# Removing Bits from PC 890 Router



## esears1 (Mar 2, 2006)

I was watching the show "Router Workshop" and I saw how they took the bits out of the router. It seemed they used a wrench to hold the black button down to lock the shaft??? The other wrench was used for loosening the shaft. I have that wrench but the one to hold the black button I don't. Does anyone know where I can get it at?


----------



## Dan (Feb 8, 2005)

I may be wrong but I don't think they were using the second wrench to hold the button down.


----------



## kp91 (Sep 10, 2004)

The black button is one of two ways to hold the shaft while loosening bits. I still use 2 wrenches, one on the collet nut and one on the shaft, just 'cause that is what I'm used to. The spindle lock button works in place of one of the wrenches, I just don't care to use it.

If that flat wrench for holding the shaft slips off on you, go to harbor freight and pick up an 1-1/8 inch wrench and use that instead.


----------



## BobandRick (Aug 4, 2004)

We use 2 wrenches to change the bit as kp91 explained.
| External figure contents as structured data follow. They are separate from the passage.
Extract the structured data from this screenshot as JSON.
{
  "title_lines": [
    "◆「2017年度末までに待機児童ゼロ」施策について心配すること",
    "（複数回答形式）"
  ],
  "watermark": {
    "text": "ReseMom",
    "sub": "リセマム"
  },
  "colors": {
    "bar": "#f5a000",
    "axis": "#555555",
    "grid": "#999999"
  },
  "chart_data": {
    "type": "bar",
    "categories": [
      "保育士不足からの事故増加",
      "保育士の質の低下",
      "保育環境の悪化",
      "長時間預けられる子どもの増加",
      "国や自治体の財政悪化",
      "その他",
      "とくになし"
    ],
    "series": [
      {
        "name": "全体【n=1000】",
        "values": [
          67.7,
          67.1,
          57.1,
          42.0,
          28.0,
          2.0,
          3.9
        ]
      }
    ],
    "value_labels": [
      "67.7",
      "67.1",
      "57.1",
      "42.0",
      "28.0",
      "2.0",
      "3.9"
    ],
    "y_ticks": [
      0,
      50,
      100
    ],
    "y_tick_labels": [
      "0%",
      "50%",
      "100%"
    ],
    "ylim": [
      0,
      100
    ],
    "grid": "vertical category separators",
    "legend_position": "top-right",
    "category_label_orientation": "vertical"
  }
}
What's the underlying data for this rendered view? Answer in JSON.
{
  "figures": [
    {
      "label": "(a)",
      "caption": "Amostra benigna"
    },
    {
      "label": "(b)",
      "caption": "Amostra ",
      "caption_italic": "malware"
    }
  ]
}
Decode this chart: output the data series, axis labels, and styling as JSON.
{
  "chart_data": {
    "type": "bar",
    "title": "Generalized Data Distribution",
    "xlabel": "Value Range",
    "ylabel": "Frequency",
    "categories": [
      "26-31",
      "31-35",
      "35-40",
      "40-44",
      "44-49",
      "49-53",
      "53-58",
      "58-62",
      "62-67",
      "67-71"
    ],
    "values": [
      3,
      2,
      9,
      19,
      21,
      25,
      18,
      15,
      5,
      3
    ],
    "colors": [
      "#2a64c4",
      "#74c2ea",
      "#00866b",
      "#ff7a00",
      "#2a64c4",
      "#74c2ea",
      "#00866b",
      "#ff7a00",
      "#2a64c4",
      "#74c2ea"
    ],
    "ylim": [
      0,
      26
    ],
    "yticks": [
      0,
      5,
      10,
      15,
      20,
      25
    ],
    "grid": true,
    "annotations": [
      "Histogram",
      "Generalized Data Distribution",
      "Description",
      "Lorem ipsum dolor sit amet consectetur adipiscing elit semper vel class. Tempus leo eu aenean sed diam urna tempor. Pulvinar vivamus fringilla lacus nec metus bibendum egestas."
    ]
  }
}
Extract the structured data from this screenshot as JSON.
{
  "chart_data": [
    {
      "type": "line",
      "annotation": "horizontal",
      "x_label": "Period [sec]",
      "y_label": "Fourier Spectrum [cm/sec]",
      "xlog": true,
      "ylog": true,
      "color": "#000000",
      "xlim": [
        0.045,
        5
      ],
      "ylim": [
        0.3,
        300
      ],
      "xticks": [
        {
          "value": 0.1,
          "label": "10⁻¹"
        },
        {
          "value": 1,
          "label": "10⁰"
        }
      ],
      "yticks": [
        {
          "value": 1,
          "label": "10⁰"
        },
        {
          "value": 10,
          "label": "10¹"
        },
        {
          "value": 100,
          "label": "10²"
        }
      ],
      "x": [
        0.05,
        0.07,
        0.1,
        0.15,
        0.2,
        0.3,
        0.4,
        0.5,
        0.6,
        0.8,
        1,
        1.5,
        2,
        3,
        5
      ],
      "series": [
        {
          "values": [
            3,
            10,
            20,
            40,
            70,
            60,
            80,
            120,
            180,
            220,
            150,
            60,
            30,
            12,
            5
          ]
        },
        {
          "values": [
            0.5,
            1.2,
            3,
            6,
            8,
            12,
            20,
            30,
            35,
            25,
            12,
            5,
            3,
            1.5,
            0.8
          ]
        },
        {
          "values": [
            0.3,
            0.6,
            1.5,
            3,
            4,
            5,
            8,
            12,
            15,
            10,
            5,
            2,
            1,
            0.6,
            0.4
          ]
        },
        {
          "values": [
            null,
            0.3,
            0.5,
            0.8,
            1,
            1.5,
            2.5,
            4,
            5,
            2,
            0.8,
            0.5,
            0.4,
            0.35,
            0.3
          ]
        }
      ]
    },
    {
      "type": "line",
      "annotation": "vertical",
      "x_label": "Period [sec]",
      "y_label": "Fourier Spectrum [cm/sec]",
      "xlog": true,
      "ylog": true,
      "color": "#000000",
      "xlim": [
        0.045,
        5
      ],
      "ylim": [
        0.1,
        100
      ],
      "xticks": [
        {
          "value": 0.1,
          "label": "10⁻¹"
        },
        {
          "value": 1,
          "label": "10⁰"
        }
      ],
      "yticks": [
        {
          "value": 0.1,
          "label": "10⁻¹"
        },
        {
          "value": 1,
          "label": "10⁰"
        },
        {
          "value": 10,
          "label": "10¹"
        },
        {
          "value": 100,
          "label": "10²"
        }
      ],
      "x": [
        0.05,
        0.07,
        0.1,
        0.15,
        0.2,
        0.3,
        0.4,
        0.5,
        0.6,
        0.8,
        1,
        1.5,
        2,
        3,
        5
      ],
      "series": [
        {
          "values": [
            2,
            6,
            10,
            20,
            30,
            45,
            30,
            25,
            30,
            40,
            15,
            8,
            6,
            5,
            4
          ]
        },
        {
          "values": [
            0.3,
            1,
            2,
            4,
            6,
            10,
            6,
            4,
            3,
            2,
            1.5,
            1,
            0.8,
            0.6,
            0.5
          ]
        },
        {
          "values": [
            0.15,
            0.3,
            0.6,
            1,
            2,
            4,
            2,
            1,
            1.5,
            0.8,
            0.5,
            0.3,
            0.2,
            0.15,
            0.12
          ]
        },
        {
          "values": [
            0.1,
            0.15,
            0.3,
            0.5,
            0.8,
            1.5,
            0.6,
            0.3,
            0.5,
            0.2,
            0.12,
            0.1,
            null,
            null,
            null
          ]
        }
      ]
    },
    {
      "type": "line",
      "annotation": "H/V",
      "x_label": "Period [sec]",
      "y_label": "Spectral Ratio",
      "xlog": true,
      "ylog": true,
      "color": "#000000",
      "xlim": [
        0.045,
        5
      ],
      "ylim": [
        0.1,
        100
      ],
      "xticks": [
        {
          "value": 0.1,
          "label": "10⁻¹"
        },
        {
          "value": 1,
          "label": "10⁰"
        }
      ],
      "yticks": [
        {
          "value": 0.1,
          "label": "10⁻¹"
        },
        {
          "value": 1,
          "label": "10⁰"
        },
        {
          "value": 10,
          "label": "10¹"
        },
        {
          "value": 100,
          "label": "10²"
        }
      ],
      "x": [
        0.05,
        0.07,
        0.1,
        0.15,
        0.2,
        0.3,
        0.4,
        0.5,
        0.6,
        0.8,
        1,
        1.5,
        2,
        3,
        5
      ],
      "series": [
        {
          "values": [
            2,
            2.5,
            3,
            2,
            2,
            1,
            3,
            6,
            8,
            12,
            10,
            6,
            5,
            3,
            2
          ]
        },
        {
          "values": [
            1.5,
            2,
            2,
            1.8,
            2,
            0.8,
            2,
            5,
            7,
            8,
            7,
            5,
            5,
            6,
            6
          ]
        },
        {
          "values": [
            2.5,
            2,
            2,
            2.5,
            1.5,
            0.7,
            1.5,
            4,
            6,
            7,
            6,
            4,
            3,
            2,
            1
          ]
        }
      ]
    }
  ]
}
There is no wrench designed to hold the button in.


----------



## esears1 (Mar 2, 2006)

Rick and Bob,

So what ya'll do is when you apply pressure with the one wrench you press in the button to hold it close? or do you forget about the button all together?

Thanks,

Edward


----------



## BobandRick (Aug 4, 2004)

We don't use the button at all.

The two wrench system gives you more control over the process of changing the router bit. When we use the two wrench to tighten or loosen by positioning the wrenches so you squeeze the two wrenches together to loosen or tighten. With the one wrench system and button this means that you are putting force on the wrench to loosen or tighten, which can and does slip once loosen...a real knuck buster. No real control of the process but cheaper to build.


----------